Several methods were developed to detect the cyclic volatile methylsiloxanes (cVMSs) including octamethylcyclotetrasiloxane (D4), decamethylcyclopentasiloxane (D5), and dodecamethylcyclohexasiloxane (D6) in water, sediment, soil, biota, and biosolid samples. Analytical techniques employed to optimize measurement of this compound class in various matrices included membrane-assisted solvent extraction in water, liquid-solid extraction for sediment, soil, biota, and biosolid samples. A subsequent analysis of the extract was conducted by large-volume injection-gas chromatography-mass spectrometry (LVI-GC-MS). These methods employed no evaporative techniques to avoid potential losses and contamination of the volatile siloxanes.
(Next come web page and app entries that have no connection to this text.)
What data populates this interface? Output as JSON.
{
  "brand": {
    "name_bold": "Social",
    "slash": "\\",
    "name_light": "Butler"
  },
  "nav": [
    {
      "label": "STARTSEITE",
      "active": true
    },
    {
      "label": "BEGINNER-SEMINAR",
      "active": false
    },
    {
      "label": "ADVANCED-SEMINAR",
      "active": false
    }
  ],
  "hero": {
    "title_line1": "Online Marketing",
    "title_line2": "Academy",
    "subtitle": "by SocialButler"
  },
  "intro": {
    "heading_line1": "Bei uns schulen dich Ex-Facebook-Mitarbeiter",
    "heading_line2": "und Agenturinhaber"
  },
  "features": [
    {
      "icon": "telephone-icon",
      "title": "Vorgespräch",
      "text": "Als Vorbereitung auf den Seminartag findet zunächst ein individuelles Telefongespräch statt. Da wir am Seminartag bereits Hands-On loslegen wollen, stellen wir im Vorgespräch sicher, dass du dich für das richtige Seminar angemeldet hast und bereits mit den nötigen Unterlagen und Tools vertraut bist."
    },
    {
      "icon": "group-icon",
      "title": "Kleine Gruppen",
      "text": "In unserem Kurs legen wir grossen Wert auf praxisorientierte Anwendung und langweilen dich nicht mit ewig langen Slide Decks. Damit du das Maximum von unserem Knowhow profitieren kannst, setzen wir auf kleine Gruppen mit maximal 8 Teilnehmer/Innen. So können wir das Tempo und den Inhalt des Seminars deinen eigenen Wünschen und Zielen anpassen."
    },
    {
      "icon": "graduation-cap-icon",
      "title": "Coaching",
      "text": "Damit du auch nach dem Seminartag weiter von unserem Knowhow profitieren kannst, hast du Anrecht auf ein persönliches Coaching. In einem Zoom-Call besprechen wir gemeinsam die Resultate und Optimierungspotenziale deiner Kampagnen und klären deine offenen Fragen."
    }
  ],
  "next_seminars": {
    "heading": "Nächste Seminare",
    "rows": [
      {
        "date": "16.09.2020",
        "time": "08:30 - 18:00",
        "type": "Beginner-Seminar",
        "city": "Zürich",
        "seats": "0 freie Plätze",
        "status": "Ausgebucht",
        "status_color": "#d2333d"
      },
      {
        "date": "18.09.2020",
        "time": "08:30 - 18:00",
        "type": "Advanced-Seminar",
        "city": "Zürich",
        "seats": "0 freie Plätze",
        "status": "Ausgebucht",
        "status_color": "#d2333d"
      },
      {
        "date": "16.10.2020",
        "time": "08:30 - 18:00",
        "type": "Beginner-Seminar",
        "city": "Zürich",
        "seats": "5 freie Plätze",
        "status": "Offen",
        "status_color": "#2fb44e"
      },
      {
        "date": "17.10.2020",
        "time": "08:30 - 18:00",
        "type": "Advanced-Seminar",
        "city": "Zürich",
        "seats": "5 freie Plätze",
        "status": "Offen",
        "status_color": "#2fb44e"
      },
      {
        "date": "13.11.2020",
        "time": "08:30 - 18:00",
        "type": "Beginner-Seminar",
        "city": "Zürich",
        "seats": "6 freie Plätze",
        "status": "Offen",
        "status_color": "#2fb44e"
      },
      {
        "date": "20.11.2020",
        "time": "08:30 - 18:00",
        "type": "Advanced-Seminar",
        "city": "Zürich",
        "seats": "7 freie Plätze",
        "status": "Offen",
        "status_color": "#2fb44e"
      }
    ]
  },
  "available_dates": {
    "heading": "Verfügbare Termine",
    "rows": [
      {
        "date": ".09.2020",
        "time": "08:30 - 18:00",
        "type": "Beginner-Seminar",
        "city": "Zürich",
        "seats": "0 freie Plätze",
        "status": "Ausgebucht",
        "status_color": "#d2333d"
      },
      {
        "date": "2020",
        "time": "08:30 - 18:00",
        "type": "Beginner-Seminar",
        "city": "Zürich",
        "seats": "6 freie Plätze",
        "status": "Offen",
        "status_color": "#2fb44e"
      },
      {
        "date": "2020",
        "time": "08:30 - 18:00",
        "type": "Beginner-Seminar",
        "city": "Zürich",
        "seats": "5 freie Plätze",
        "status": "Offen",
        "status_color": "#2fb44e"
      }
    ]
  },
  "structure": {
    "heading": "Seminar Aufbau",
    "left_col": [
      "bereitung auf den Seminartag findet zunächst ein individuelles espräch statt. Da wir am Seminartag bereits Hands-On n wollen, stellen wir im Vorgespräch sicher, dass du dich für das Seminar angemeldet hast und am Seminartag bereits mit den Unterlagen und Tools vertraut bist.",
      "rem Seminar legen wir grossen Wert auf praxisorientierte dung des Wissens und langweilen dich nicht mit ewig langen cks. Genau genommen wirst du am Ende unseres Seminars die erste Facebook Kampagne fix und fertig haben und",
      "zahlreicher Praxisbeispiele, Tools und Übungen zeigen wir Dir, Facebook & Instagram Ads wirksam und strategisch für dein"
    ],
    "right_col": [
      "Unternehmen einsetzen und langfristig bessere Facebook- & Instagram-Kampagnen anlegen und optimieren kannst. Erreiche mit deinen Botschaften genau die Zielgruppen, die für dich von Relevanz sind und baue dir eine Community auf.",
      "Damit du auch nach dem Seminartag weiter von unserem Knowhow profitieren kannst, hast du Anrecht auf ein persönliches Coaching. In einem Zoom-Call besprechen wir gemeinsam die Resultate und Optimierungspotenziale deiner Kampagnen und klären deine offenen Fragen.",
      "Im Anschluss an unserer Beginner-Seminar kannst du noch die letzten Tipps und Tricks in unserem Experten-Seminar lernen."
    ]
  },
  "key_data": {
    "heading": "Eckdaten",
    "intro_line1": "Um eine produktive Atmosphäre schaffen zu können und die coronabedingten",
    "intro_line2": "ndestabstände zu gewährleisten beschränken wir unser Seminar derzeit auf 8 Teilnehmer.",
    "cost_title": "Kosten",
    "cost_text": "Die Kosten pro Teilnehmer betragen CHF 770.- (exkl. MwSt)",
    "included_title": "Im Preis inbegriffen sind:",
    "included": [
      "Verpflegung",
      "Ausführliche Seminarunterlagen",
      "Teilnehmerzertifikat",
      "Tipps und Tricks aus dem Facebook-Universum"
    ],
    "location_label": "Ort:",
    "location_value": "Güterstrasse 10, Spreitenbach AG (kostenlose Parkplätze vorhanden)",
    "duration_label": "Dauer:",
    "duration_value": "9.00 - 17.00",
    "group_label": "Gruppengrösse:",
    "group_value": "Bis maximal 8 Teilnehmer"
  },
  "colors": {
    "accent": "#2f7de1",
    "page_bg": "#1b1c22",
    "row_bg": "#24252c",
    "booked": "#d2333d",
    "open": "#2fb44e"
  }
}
To compensate for the inability to improve detection limits by concentrating final sample extract volumes we used a LVI-GC-MS. Contamination during analysis was minimized by using a septumless GC configuration to avoid cVMS's associated with septum bleed. These methods performed well achieving good linearity, low limits of detection, good precision, recovery, and a wide dynamic range. In addition, stability of cVMS in water and sediment was assessed under various storage conditions. D4 and D5 in Type-I (Milli-Q) water stored at 4°C were stable within 29d; however, significant depletion of D6 (60-70%) occurred only after 3d. Whereas cVMS in sewage influent and effluent were stable at 4°C within 21d. cVMS in sediment sealed in amber glass jars at -20°C and in pentane extracts in vials at -15°C were stable during 1month under both storage conditions.